Two coal mines in Wyoming’s Powder River Basin owned by Blackjewel LLC ceased operations on July 1 after United Bank of West Virginia denied the company $20 million in financing to continue operations during bankruptcy proceedings, Blackjewel chief executive officer Jeffery Hoop said.
Eagle Butte and Belle Ayr mines are the fourth- and sixth-largest producing coal mines in the country.
The Casper Star Tribune reported that Blackjewel owes at least $500 million in liabilities, including about $6 million owed to employees, according to court documents. Its financial problems, along with much of the coal sector, come amid increased competition from natural gas and renewables.
Hoop bought the Wyoming coal mines two years ago from Contura Energy. Another of Hoop’s companies in the case, Revelation Energy LLC, operates mines in West Virginia, Kentucky and Virginia.
Blackjewel is the fifth coal producer in Wyoming to file for bankruptcy in recent years. Bristol, Tennessee-based Alpha Natural Resources filed for bankruptcy in 2015, followed by Peabody Energy and Arch Coal in 2016. Westmoreland Coal, which operates the Kemmerer Mine in southwest Wyoming, filed for bankruptcy in October.
In May, Cloud Peak Energy declared bankruptcy. The coal giant owns the Antelope and Cordero Rojo mines in the Powder River Basin.

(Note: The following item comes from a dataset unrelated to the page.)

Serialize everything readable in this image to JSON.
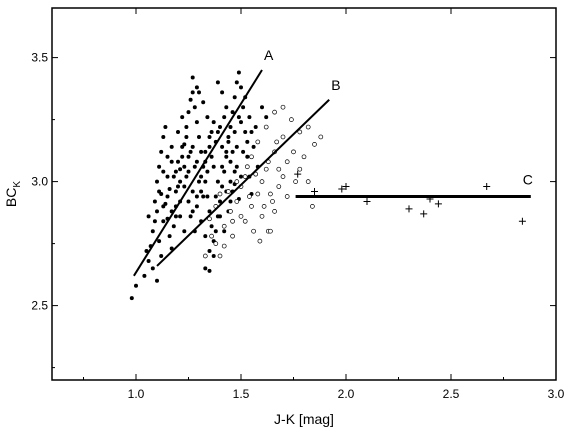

Even with half of Wyoming’s coal country undergoing consolidation and the other half in bankruptcy proceedings, few experts predicted that the once lucrative Powder River Basin would undergo such a rapid decline, including Rob Godby, professor and director for the University of Wyoming’s Energy Economics and Public Policies Center.
“Up until a few years ago, everyone, including me, knew that thermal electricity from coal was declining, but the Powder River Basin stood as the healthiest of the coal-producing areas,” Godby told the Star Tribune. “People in Wyoming took that for granted.”
A decade ago, Campbell County produced over 360 Mt (400 million st) of coal. Last year, output sank to 256 Mt (283 million st), according to the Wyoming Mining Association.
As the price of coal and demand for the commodity fell, a significant lender for Blackjewel recently pulled out, throwing the company’s already unsteady financial picture into further trouble, according to a company statement.
Still, Hoop’s initial response to the joint filings, which was released prior to the hearing, remained optimistic.
“We are confident that this restructuring will solidify Blackjewel’s position as a significant participant in the U.S. coal market,” he said in a statement. “(The company) will continue as a significant player in the U.S. coal industry for the foreseeable future.”
Gov. Mark Gordon said he was committed to working with the Department of Workforce to provide workforce assistance and the Department of Environmental Quality to ensure appropriate bonding is set.
“This announcement is hardest on the individuals who work at these important mines and their families, and our most immediate concerns lay with them,” Gordon said in a statement. “We are not unprepared for this set of circumstances and are eager to do all we can for the hardworking employees of these mines.”